Stakeholders, Sustainability & Your Organization

The Institute for Sustainable Development and BrownFlynn, a Cleveland-based sustainability consulting firm, joined forces this summer to better understand the intersection between stakeholder engagement and sustainability by surveying organizations on the topic. While research has been done on the topics separately, there has been very little exploration of their interaction. More than 175 organizations – including businesses, nonprofits, and governmental agencies – completed the survey.

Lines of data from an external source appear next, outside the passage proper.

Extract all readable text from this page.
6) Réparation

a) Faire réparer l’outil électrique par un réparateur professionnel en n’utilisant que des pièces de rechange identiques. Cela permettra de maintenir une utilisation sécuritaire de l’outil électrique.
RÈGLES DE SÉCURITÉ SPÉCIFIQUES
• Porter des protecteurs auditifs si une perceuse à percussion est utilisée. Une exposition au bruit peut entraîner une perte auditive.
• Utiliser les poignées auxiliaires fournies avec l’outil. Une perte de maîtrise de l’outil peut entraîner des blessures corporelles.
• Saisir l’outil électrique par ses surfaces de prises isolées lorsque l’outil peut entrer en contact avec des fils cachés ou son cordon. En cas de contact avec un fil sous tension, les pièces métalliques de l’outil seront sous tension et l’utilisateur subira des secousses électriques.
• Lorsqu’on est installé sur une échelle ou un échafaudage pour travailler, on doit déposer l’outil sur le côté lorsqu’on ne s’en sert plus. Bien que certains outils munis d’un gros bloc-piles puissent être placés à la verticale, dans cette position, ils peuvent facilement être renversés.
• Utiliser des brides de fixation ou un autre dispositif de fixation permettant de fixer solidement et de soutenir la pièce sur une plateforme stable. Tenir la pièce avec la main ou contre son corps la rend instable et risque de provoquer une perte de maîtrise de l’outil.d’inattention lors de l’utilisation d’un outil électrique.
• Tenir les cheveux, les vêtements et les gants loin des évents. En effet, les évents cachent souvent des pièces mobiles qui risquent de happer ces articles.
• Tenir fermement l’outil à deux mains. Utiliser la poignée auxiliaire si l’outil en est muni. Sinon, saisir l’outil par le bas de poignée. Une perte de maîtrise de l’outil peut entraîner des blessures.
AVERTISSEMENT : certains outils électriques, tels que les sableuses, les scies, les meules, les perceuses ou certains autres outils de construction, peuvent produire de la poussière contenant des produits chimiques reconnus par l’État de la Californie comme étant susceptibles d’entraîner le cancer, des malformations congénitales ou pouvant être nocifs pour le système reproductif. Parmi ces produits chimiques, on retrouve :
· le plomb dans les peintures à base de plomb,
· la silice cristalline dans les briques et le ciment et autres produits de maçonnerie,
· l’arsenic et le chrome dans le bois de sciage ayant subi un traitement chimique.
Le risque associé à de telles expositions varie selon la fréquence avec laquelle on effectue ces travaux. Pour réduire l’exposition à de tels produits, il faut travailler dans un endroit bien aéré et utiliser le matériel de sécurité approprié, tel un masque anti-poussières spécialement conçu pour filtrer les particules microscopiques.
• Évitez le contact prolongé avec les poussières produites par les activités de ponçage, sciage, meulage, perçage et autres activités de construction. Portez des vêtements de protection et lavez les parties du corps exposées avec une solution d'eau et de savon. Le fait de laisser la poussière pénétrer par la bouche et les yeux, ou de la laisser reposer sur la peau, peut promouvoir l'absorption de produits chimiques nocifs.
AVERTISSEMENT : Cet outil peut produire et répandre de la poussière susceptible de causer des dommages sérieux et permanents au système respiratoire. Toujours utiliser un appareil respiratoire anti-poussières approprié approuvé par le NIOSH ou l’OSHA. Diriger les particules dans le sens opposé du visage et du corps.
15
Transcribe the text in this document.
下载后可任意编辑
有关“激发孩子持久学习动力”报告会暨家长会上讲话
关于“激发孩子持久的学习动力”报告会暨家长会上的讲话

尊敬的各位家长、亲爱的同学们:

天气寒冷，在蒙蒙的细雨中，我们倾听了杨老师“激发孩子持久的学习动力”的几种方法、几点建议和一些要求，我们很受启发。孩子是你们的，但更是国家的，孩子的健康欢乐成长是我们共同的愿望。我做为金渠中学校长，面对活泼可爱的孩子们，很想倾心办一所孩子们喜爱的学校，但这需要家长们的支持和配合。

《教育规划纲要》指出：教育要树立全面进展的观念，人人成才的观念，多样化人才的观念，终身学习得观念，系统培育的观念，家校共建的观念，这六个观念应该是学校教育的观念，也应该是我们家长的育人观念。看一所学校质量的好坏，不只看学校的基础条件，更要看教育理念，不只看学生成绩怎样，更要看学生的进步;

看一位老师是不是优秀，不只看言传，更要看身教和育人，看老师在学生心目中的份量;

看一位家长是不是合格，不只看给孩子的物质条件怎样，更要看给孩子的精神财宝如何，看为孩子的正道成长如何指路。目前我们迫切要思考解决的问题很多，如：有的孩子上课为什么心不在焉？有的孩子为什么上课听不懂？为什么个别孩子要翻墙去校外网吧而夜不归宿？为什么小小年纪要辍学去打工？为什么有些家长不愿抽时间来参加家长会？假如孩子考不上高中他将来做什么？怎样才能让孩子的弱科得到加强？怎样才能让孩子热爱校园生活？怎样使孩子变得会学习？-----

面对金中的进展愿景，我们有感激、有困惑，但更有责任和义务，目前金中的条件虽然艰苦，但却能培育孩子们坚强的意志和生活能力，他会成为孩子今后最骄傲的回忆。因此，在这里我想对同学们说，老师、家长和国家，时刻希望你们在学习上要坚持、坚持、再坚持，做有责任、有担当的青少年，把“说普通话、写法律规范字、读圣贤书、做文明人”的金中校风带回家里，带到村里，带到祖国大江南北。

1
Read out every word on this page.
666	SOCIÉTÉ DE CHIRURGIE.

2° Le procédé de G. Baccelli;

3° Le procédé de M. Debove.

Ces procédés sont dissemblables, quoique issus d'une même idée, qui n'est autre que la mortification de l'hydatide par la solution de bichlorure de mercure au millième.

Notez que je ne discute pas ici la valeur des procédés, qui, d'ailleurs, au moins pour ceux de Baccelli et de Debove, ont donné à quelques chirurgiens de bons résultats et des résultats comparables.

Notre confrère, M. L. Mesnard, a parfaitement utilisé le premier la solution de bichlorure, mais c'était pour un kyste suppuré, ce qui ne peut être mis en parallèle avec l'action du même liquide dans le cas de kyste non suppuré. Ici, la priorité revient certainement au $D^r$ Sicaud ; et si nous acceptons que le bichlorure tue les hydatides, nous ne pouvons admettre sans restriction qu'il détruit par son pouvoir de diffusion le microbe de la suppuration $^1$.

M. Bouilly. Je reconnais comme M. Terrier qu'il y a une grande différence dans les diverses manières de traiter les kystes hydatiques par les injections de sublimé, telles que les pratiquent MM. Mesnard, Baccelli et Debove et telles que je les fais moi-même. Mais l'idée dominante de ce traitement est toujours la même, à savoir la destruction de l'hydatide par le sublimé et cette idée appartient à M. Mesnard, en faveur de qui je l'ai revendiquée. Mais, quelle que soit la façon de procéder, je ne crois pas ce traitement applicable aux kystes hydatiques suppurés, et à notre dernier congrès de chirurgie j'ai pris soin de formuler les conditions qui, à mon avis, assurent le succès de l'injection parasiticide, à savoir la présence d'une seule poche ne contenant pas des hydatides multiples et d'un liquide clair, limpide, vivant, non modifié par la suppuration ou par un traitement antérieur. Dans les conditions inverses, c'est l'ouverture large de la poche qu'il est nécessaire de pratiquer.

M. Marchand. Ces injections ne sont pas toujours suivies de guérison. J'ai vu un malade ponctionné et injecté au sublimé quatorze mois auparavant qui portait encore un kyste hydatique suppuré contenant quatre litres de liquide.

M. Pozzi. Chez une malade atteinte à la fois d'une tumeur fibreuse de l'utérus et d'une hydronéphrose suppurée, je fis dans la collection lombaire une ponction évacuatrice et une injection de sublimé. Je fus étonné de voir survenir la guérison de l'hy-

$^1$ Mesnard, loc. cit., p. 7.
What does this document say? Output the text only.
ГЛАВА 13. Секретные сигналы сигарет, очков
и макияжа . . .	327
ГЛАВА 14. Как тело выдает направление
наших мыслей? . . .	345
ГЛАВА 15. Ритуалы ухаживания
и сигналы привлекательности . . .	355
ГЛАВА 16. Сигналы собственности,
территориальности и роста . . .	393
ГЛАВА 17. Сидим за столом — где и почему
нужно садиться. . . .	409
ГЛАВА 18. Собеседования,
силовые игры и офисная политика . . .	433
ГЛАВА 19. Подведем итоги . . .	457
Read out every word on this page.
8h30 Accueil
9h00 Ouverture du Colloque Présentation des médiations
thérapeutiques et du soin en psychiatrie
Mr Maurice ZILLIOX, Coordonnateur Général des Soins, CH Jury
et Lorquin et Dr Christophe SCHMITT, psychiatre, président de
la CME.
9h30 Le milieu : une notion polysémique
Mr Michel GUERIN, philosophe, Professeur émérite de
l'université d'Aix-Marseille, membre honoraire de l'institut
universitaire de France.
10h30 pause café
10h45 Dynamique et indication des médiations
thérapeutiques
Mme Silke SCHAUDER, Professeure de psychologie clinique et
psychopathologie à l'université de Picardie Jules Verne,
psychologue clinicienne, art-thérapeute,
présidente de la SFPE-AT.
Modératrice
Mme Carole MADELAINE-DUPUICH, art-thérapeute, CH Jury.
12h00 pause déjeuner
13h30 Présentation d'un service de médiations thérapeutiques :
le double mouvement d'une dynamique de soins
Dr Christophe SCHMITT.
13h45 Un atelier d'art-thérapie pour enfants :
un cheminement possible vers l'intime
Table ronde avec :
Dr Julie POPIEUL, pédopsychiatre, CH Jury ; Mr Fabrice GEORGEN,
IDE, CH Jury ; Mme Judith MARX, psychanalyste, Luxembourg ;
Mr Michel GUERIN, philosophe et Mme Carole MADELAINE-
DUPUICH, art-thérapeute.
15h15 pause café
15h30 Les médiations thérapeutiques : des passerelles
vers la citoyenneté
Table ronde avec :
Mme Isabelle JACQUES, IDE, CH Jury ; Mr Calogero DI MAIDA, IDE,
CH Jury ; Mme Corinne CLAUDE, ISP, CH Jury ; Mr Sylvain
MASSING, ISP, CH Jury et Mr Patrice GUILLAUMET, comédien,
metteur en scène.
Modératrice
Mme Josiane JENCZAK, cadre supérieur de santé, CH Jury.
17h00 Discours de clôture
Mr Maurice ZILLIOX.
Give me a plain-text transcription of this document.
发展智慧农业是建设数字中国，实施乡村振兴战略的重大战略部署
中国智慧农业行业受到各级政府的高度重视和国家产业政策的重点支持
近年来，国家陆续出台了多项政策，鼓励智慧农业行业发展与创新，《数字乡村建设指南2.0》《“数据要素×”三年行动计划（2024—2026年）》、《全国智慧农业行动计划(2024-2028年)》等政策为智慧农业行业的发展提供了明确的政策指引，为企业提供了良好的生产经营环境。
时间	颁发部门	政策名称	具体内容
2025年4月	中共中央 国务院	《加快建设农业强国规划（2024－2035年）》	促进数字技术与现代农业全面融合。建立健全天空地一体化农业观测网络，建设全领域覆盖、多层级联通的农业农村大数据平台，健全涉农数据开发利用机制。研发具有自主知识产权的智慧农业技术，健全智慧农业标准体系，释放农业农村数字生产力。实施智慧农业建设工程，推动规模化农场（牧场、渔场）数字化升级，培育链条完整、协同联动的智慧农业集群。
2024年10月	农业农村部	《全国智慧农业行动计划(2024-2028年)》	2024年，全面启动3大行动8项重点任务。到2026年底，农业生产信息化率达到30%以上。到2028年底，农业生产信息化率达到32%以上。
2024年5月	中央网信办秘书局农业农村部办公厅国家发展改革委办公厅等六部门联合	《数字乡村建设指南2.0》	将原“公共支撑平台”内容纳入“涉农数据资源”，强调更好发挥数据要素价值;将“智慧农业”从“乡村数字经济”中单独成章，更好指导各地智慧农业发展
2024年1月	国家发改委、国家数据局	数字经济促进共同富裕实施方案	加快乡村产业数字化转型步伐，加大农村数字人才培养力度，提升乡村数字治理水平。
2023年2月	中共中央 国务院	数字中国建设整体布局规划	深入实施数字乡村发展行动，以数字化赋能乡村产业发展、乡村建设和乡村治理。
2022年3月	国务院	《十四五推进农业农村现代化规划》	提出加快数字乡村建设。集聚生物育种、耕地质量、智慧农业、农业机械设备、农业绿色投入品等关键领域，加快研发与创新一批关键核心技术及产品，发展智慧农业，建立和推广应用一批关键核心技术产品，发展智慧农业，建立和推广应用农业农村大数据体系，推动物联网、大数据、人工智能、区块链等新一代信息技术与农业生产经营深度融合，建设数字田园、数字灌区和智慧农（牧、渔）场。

Key findings were that customers and employees are critical to engage when it comes to sustainability efforts, and perhaps surprisingly, that organizations that engage stakeholders more often also had more sustainability measures in place than those engaging stakeholders less often.

Key findings included:

  • the majority of organizations – two-thirds – engage stakeholders on at least a weekly basis
  • key drivers for engaging stakeholders are: 1) to better understand the marketplace, 2) to foster goodwill, 3) to build relationships, and 4) to learn the priorities and needs of stakeholders
  • customers were rated the most important stakeholder group overall (99% considered this group important or very important), followed by employees (95% considered this group important or very important) and then the community (85% considered this group important or very important)
  • when it came to stakeholders rated most important with regard to sustainability specifically, employees were actually rated as more important to engage than customers
  • respondents reported time, human resource capacity, and financial resources as the major barriers to stakeholder engagement
  • respondents reported first a sense of responsibility (79%) followed by the sense that sustainability is good for business (72%), then the desire to increase profits or reduce costs (58%), and finally, the desire to improve the organization’s reputation (54%) as the key motivations for implementing sustainable practices
  • the most common sustainable environmental practices implemented were: energy conservation (87%), waste reduction (85%), and sustainable purchasing practices (67%)
  • the most common sustainable social practices implemented were: community outreach (80%), followed by employee health and wellness programs (71%), and diversity/inclusion practices (69%)

The report includes case studies with Green Plus Certified businesses Chapel Hill Tire and Lube Stop.  Formally communicating with diverse stakeholders requires some effort, but can pay dividends in a strategy more aligned with with the interests of those most important to one’s organization.